The battle for centerfield is a tale of two very different players. In his 88 games with the Yankees in ’17, Hicks set career highs in most offensive categories. His .266/.372/.475 slash line, 15 home runs, 52 RBI, 54 runs scored and 18 doubles are all personal bests for Hicks in his brief five-year career.
His competitor, Jacoby Ellsbury, is headed in a much different direction.
Although Ellsbury appeared in 112 games, he put up far inferior numbers. Ellsbury too, spent time on the DL, albeit due to a concussion, which took him out of action for a month and allowed Hicks to shine.
The former MVP runner-up only hit seven home runs and drove in 39, while scoring a bleak 65 times. Each of those numbers is career lows for Ellsbury in a season in which he played over 110 games — which are eight of Ellsbury’s 11 career campaigns.
Going solely on statistics and productivity, Hicks is the easy choice for the centerfield job, and it looks like that’s what Cashman intends to do.
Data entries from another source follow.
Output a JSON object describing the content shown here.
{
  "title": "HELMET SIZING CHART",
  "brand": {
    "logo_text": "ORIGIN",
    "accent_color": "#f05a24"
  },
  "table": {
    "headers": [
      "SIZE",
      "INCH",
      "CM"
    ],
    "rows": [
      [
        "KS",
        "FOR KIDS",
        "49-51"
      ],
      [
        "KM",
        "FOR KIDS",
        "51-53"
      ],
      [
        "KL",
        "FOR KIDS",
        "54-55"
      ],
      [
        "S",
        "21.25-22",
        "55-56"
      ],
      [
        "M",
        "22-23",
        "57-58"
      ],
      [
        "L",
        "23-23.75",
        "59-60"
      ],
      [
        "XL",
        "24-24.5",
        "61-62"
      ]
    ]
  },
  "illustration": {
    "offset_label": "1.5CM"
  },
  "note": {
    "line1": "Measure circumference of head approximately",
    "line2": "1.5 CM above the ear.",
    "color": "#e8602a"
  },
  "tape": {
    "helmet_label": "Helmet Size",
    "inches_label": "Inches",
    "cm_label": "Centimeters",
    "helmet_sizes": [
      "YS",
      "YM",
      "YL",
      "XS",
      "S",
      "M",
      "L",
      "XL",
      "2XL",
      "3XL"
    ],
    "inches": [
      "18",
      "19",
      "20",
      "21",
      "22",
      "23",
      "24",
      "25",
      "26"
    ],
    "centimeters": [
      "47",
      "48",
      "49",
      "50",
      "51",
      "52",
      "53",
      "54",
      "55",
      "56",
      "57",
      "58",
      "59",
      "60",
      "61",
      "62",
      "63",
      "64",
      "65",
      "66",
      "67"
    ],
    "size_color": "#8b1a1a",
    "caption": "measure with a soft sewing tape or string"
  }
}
The only thing plaguing the Yankees, by keeping Ellsbury on the bench, is the huge contract they signed him to — $153 million over seven years.
It certainly wasn’t money well spent and is eating up a large portion of the projected $189 million hard cap management has put on spending.
Next: Carlos Beltran, the manager?
Hicks and Ellsbury are not a bad tag-team to mix and match based on matchups. The versatility of the switch-hitting Hicks gives the new manager great flexibility and should work accordingly. Ellsbury had his chance to be the center fielder for the Yankees, but he never lived up to expectations.